Scalar product : The scalar product of two vectors $\begin{pmatrix}a_1\\a_2\\ \vdots \\a_n\\\end{pmatrix}$ and $\begin{pmatrix}b_1\\b_2\\ \vdots \\b_n\\\end{pmatrix}$ is defined by $\begin{pmatrix}a_1\\a_2\\ \vdots \\a_n\\\end{pmatrix}\cdot\begin{pmatrix}b_1\\b_2\\ \vdots \\b_n\\\end{pmatrix}=a_1b_1+a_2b_2\ldots+a_nb_n.$ The scalar product is equal to the product of the norms of the two vectors times the cosine of the angle between the two vectors.

Divisible : An integer $x$ is called divisible by an integer $y$ if the division $x:y$ has a remainder of zero. For example 4 is divisible by 2 but 5 is not divisible by 2.

Factor : If a natural number is divisible by a second natural number, that second natural number is called a factor of the first natural number. For example the factors of 12 are 1,2,3,4,6 and 12.

Number : A number $x$ is a mathematical symbol representing a quantity.

Congruence : Two shapes are called congruent if they have the same shape and size. Two integers are called congruent modulo $x$ if they have the same remainder in a division by $x.$

Dilation : A transformation that changes the size of a shape while keeping the shape the same.

Reflection : A reflection is a transformation that mirrors a shape at a line. Reflections turn shapes into congruent shapes.

Rotation : A rotation is a transformation that turns a shape around. A rotation turns shapes into congruent shapes.

Shape : A shape is a set of points in space.

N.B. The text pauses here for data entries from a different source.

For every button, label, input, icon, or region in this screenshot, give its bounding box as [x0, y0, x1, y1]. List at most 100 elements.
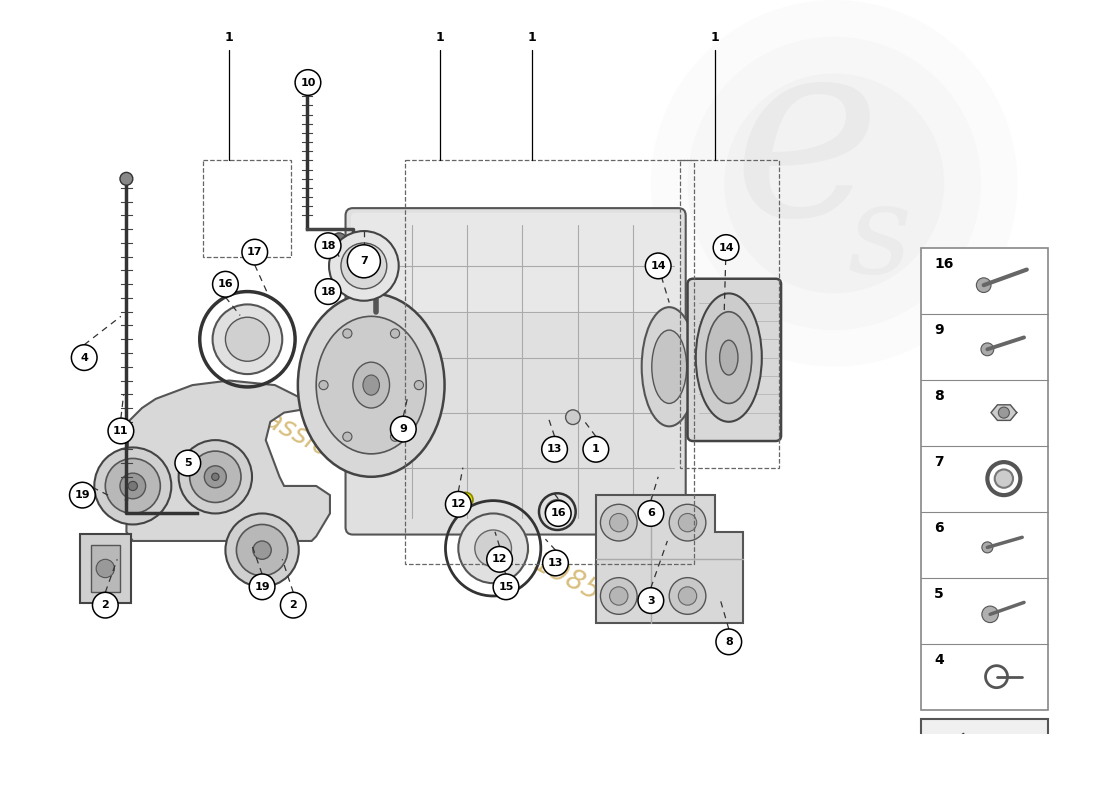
Text: 16: 16	[550, 509, 566, 518]
Circle shape	[189, 451, 241, 502]
Bar	[680, 161, 779, 468]
Text: 18: 18	[320, 241, 336, 250]
Text: 12: 12	[492, 554, 507, 564]
Text: 14: 14	[650, 261, 666, 271]
Text: 12: 12	[451, 499, 466, 510]
FancyBboxPatch shape	[688, 278, 781, 441]
Circle shape	[609, 587, 628, 605]
Text: 17: 17	[248, 247, 263, 257]
Ellipse shape	[353, 362, 389, 408]
Circle shape	[669, 578, 706, 614]
Circle shape	[713, 234, 739, 260]
Circle shape	[601, 504, 637, 541]
Ellipse shape	[641, 307, 696, 426]
Circle shape	[390, 416, 416, 442]
Text: 2: 2	[101, 600, 109, 610]
Text: 19: 19	[254, 582, 270, 592]
Circle shape	[546, 501, 571, 526]
Text: 1: 1	[711, 31, 719, 44]
Text: 11: 11	[113, 426, 129, 436]
Circle shape	[601, 578, 637, 614]
Text: 3: 3	[647, 595, 654, 606]
Circle shape	[108, 418, 134, 444]
Bar	[922, 719, 1048, 774]
Text: 9: 9	[934, 323, 944, 337]
Circle shape	[459, 514, 528, 583]
Circle shape	[546, 500, 570, 523]
Circle shape	[688, 37, 981, 330]
Text: 13: 13	[548, 558, 563, 568]
Circle shape	[92, 592, 118, 618]
Circle shape	[341, 243, 387, 289]
Polygon shape	[947, 734, 1021, 759]
Circle shape	[72, 345, 97, 370]
Text: s: s	[848, 178, 912, 299]
Circle shape	[129, 482, 138, 490]
Bar	[405, 161, 694, 564]
Bar	[922, 247, 1048, 710]
Text: 8: 8	[725, 637, 733, 647]
Circle shape	[106, 458, 161, 514]
Circle shape	[609, 514, 628, 532]
Circle shape	[348, 245, 381, 278]
Circle shape	[486, 546, 513, 572]
Text: 6: 6	[647, 509, 654, 518]
Text: 1: 1	[527, 31, 536, 44]
Circle shape	[638, 588, 663, 614]
Circle shape	[280, 592, 306, 618]
Circle shape	[638, 501, 663, 526]
Circle shape	[390, 432, 399, 442]
Text: 8: 8	[934, 389, 944, 403]
Circle shape	[542, 550, 569, 576]
Circle shape	[120, 473, 145, 498]
Ellipse shape	[298, 294, 444, 477]
Polygon shape	[126, 381, 330, 541]
Polygon shape	[991, 405, 1016, 420]
Text: 14: 14	[718, 242, 734, 253]
Circle shape	[977, 278, 991, 293]
Circle shape	[69, 482, 96, 508]
Text: 16: 16	[934, 257, 954, 271]
Circle shape	[295, 70, 321, 95]
Circle shape	[120, 172, 133, 186]
Bar	[90, 545, 120, 592]
Circle shape	[253, 541, 272, 559]
Circle shape	[583, 437, 608, 462]
Circle shape	[679, 514, 696, 532]
Circle shape	[343, 432, 352, 442]
Circle shape	[316, 233, 341, 258]
Circle shape	[724, 74, 944, 294]
Ellipse shape	[316, 316, 426, 454]
Text: e: e	[733, 26, 881, 268]
Text: 9: 9	[399, 424, 407, 434]
Circle shape	[332, 233, 346, 247]
Ellipse shape	[363, 375, 379, 395]
Circle shape	[994, 470, 1013, 488]
Circle shape	[250, 574, 275, 600]
Text: 19: 19	[75, 490, 90, 500]
Text: a passion for parts since 1985: a passion for parts since 1985	[221, 384, 604, 606]
Text: 15: 15	[498, 582, 514, 592]
Text: 6: 6	[934, 521, 944, 535]
Polygon shape	[596, 495, 742, 623]
Circle shape	[415, 381, 424, 390]
Circle shape	[982, 542, 993, 553]
Circle shape	[212, 271, 239, 297]
Circle shape	[178, 440, 252, 514]
Circle shape	[446, 491, 471, 517]
Circle shape	[982, 606, 999, 622]
Circle shape	[212, 305, 283, 374]
Text: 10: 10	[300, 78, 316, 87]
Text: 2: 2	[289, 600, 297, 610]
Circle shape	[390, 329, 399, 338]
Text: 1: 1	[436, 31, 444, 44]
Circle shape	[565, 410, 581, 425]
Ellipse shape	[696, 294, 762, 422]
FancyBboxPatch shape	[351, 213, 680, 314]
Text: 7: 7	[360, 256, 367, 266]
Circle shape	[459, 492, 473, 507]
Circle shape	[299, 77, 315, 92]
Circle shape	[96, 559, 114, 578]
Circle shape	[541, 437, 568, 462]
Circle shape	[319, 381, 328, 390]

Similarity : Two shapes are called congruent if they have the same shape and size. Corresponding angles are the same in similar shapes and the ratio of corresponding side length is constant.

Square : A square is a quadrilateral with four right angles and four equal length sides. A square is a special case of a rectangle and a special case of a rhombus.

Translation : The transformation that moves a shape around without changing its size or shape.